Basically a more durable Gryboski or a more experienced Colon — a righthanded reliever with a huge platoon split having a bad year. This year, everyone has hit him, but traditionally he’s been good against righties (.227/.283/.333 from 2002 on) and a batting practice pitcher against lefties (.293/.379/.446), which didn’t keep Felipe Alou from trotting him out there a lot against lefties anyway. Isn’t it weird how a manager will pigeonhole a lefthanded reliever in a specialist role even if there’s no evidence he’s particularly vulnerable to righthanded hitters, but doesn’t care if a righthanded reliever turns an average lefthanded hitter into Todd Helton? Not as groundball-oriented as Gryboski is supposed to be.
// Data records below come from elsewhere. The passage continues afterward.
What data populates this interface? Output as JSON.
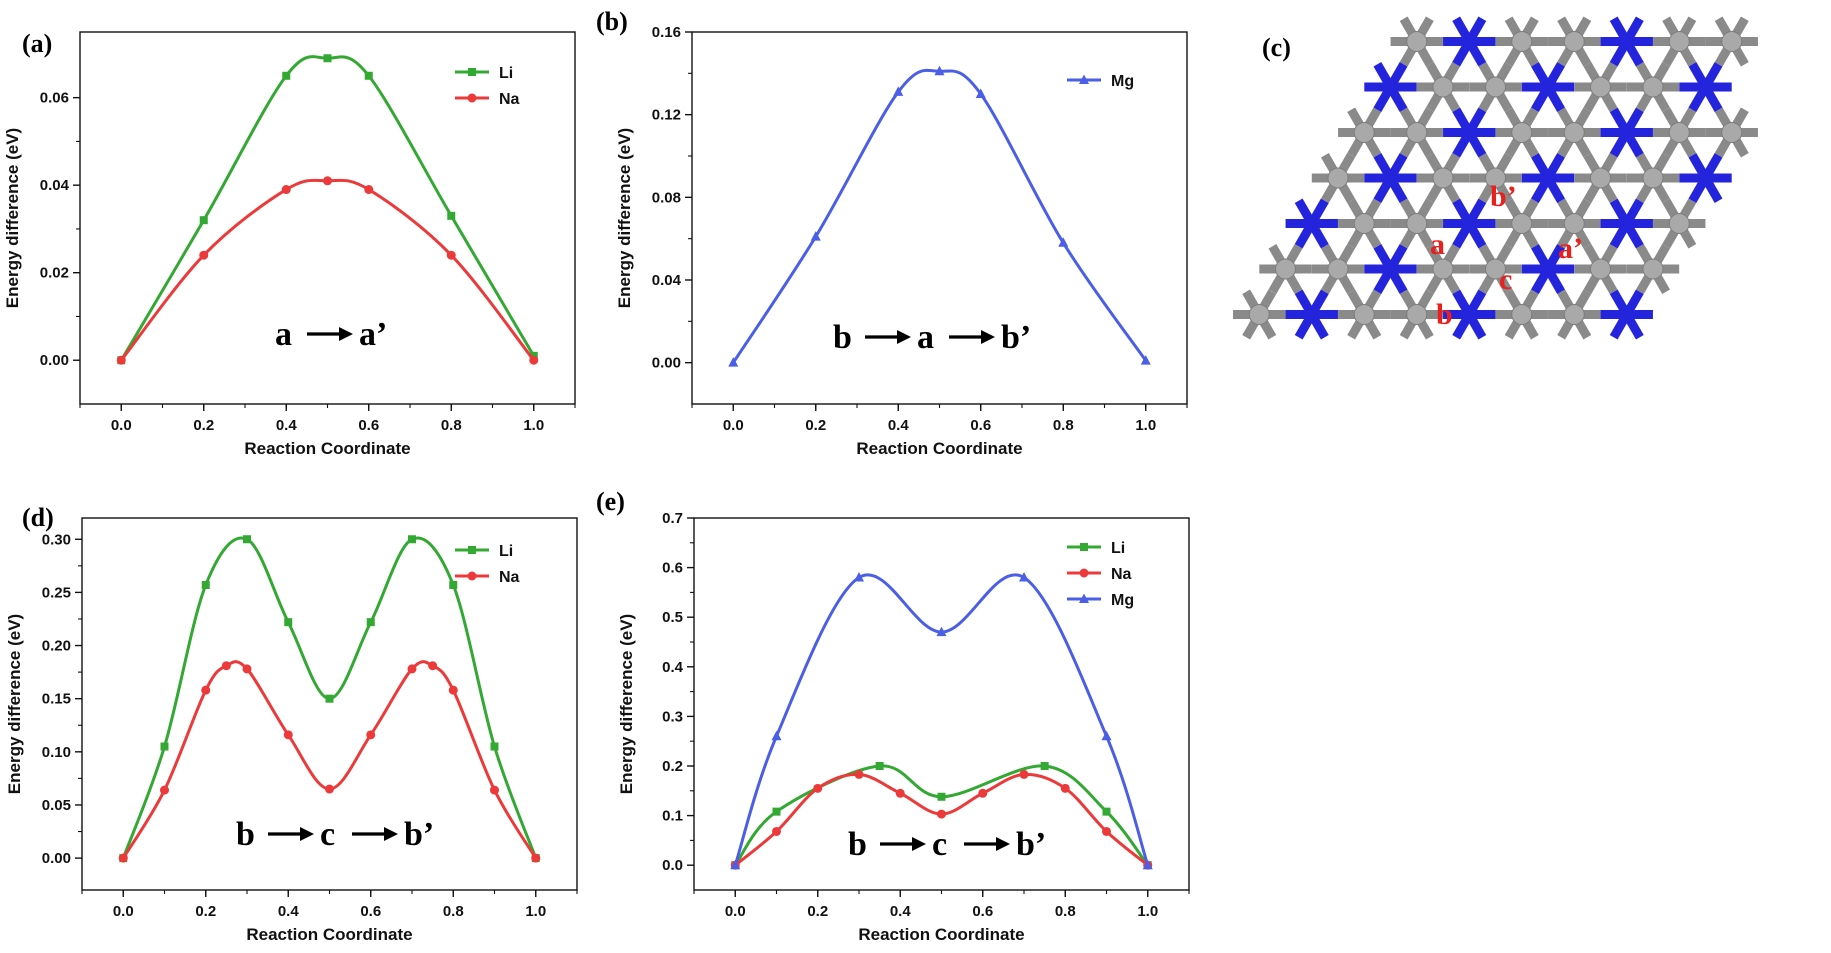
{
  "colors": {
    "Li": "#33a833",
    "Na": "#ec3a3a",
    "Mg": "#4a5ee6",
    "lattice_gray": "#8a8a8a",
    "lattice_atom": "#a9a9a9",
    "lattice_blue": "#2424dd",
    "site_label": "#e8201e"
  },
  "chart_data": [
    {
      "type": "line",
      "panel_label": "(a)",
      "xlabel": "Reaction Coordinate",
      "ylabel": "Energy difference (eV)",
      "xlim": [
        -0.1,
        1.1
      ],
      "ylim": [
        -0.01,
        0.075
      ],
      "xticks": [
        0.0,
        0.2,
        0.4,
        0.6,
        0.8,
        1.0
      ],
      "xtick_labels": [
        "0.0",
        "0.2",
        "0.4",
        "0.6",
        "0.8",
        "1.0"
      ],
      "yticks": [
        0.0,
        0.02,
        0.04,
        0.06
      ],
      "ytick_labels": [
        "0.00",
        "0.02",
        "0.04",
        "0.06"
      ],
      "annotation": "a→a'",
      "annotation_parts": [
        "a",
        "a’"
      ],
      "legend": "top-right",
      "series": [
        {
          "name": "Li",
          "marker": "square",
          "color_key": "Li",
          "x": [
            0.0,
            0.2,
            0.4,
            0.5,
            0.6,
            0.8,
            1.0
          ],
          "y": [
            0.0,
            0.032,
            0.065,
            0.069,
            0.065,
            0.033,
            0.001
          ]
        },
        {
          "name": "Na",
          "marker": "circle",
          "color_key": "Na",
          "x": [
            0.0,
            0.2,
            0.4,
            0.5,
            0.6,
            0.8,
            1.0
          ],
          "y": [
            0.0,
            0.024,
            0.039,
            0.041,
            0.039,
            0.024,
            0.0
          ]
        }
      ]
    },
    {
      "type": "line",
      "panel_label": "(b)",
      "xlabel": "Reaction Coordinate",
      "ylabel": "Energy difference (eV)",
      "xlim": [
        -0.1,
        1.1
      ],
      "ylim": [
        -0.02,
        0.16
      ],
      "xticks": [
        0.0,
        0.2,
        0.4,
        0.6,
        0.8,
        1.0
      ],
      "xtick_labels": [
        "0.0",
        "0.2",
        "0.4",
        "0.6",
        "0.8",
        "1.0"
      ],
      "yticks": [
        0.0,
        0.04,
        0.08,
        0.12,
        0.16
      ],
      "ytick_labels": [
        "0.00",
        "0.04",
        "0.08",
        "0.12",
        "0.16"
      ],
      "annotation": "b→a→b'",
      "annotation_parts": [
        "b",
        "a",
        "b’"
      ],
      "legend": "top-right",
      "series": [
        {
          "name": "Mg",
          "marker": "triangle",
          "color_key": "Mg",
          "x": [
            0.0,
            0.2,
            0.4,
            0.5,
            0.6,
            0.8,
            1.0
          ],
          "y": [
            0.0,
            0.061,
            0.131,
            0.141,
            0.13,
            0.058,
            0.001
          ]
        }
      ]
    },
    {
      "type": "line",
      "panel_label": "(d)",
      "xlabel": "Reaction Coordinate",
      "ylabel": "Energy difference (eV)",
      "xlim": [
        -0.1,
        1.1
      ],
      "ylim": [
        -0.03,
        0.32
      ],
      "xticks": [
        0.0,
        0.2,
        0.4,
        0.6,
        0.8,
        1.0
      ],
      "xtick_labels": [
        "0.0",
        "0.2",
        "0.4",
        "0.6",
        "0.8",
        "1.0"
      ],
      "yticks": [
        0.0,
        0.05,
        0.1,
        0.15,
        0.2,
        0.25,
        0.3
      ],
      "ytick_labels": [
        "0.00",
        "0.05",
        "0.10",
        "0.15",
        "0.20",
        "0.25",
        "0.30"
      ],
      "annotation": "b→c→b'",
      "annotation_parts": [
        "b",
        "c",
        "b’"
      ],
      "legend": "top-right",
      "series": [
        {
          "name": "Li",
          "marker": "square",
          "color_key": "Li",
          "x": [
            0.0,
            0.1,
            0.2,
            0.3,
            0.4,
            0.5,
            0.6,
            0.7,
            0.8,
            0.9,
            1.0
          ],
          "y": [
            0.0,
            0.105,
            0.257,
            0.3,
            0.222,
            0.15,
            0.222,
            0.3,
            0.257,
            0.105,
            0.0
          ]
        },
        {
          "name": "Na",
          "marker": "circle",
          "color_key": "Na",
          "x": [
            0.0,
            0.1,
            0.2,
            0.25,
            0.3,
            0.4,
            0.5,
            0.6,
            0.7,
            0.75,
            0.8,
            0.9,
            1.0
          ],
          "y": [
            0.0,
            0.064,
            0.158,
            0.181,
            0.178,
            0.116,
            0.065,
            0.116,
            0.178,
            0.181,
            0.158,
            0.064,
            0.0
          ]
        }
      ]
    },
    {
      "type": "line",
      "panel_label": "(e)",
      "xlabel": "Reaction Coordinate",
      "ylabel": "Energy difference (eV)",
      "xlim": [
        -0.1,
        1.1
      ],
      "ylim": [
        -0.05,
        0.7
      ],
      "xticks": [
        0.0,
        0.2,
        0.4,
        0.6,
        0.8,
        1.0
      ],
      "xtick_labels": [
        "0.0",
        "0.2",
        "0.4",
        "0.6",
        "0.8",
        "1.0"
      ],
      "yticks": [
        0.0,
        0.1,
        0.2,
        0.3,
        0.4,
        0.5,
        0.6,
        0.7
      ],
      "ytick_labels": [
        "0.0",
        "0.1",
        "0.2",
        "0.3",
        "0.4",
        "0.5",
        "0.6",
        "0.7"
      ],
      "annotation": "b→c→b'",
      "annotation_parts": [
        "b",
        "c",
        "b’"
      ],
      "legend": "top-right",
      "series": [
        {
          "name": "Li",
          "marker": "square",
          "color_key": "Li",
          "x": [
            0.0,
            0.1,
            0.35,
            0.5,
            0.75,
            0.9,
            1.0
          ],
          "y": [
            0.0,
            0.108,
            0.2,
            0.138,
            0.2,
            0.108,
            0.0
          ]
        },
        {
          "name": "Na",
          "marker": "circle",
          "color_key": "Na",
          "x": [
            0.0,
            0.1,
            0.2,
            0.3,
            0.4,
            0.5,
            0.6,
            0.7,
            0.8,
            0.9,
            1.0
          ],
          "y": [
            0.0,
            0.068,
            0.155,
            0.183,
            0.145,
            0.103,
            0.145,
            0.183,
            0.155,
            0.068,
            0.0
          ]
        },
        {
          "name": "Mg",
          "marker": "triangle",
          "color_key": "Mg",
          "x": [
            0.0,
            0.1,
            0.3,
            0.5,
            0.7,
            0.9,
            1.0
          ],
          "y": [
            0.0,
            0.26,
            0.58,
            0.47,
            0.58,
            0.26,
            0.0
          ]
        }
      ]
    }
  ],
  "structure_panel": {
    "panel_label": "(c)",
    "site_labels": [
      "a",
      "b’",
      "a’",
      "c",
      "b"
    ]
  }
}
Brower was drafted by the Rangers in 1994 but never got to the Show with them. Released, he found himself with the Indians and made the majors in 1999. After a 2000 season where he pitched poorly, he was dealt to the Reds. He was pretty good as a swingman in 2001 (I think every pitcher in Cincinnati in the last ten years has moved between the bullpen and the rotation) and as a full-time reliever in 2002. He was then traded straight up for Bruce Chen, but who hasn’t been at one time or another? This was to the Expos, where he pitched poorly and was let go. He was worked like a dog in San Francisco in 2003-04, throwing 100 innings in 2003 (five starts) and 93 last year (all in relief, 89 appearances). It’s not surprising that he came up lame.

After a 3.29 ERA last year that wasn’t quite indicative of his pitching (he allowed eight unearned runs) he was atrocious this season, putting up a 6.53 ERA. By month, his ERAs were 5.25, 7.36, and 7.36 again. His strikeout rate is up a little but his walks are up a lot, and he’s allowing a homer every six innings. You can hope that Leo can fix him, but the odds are that it’s Dr. Andrews who will wind up getting the call here.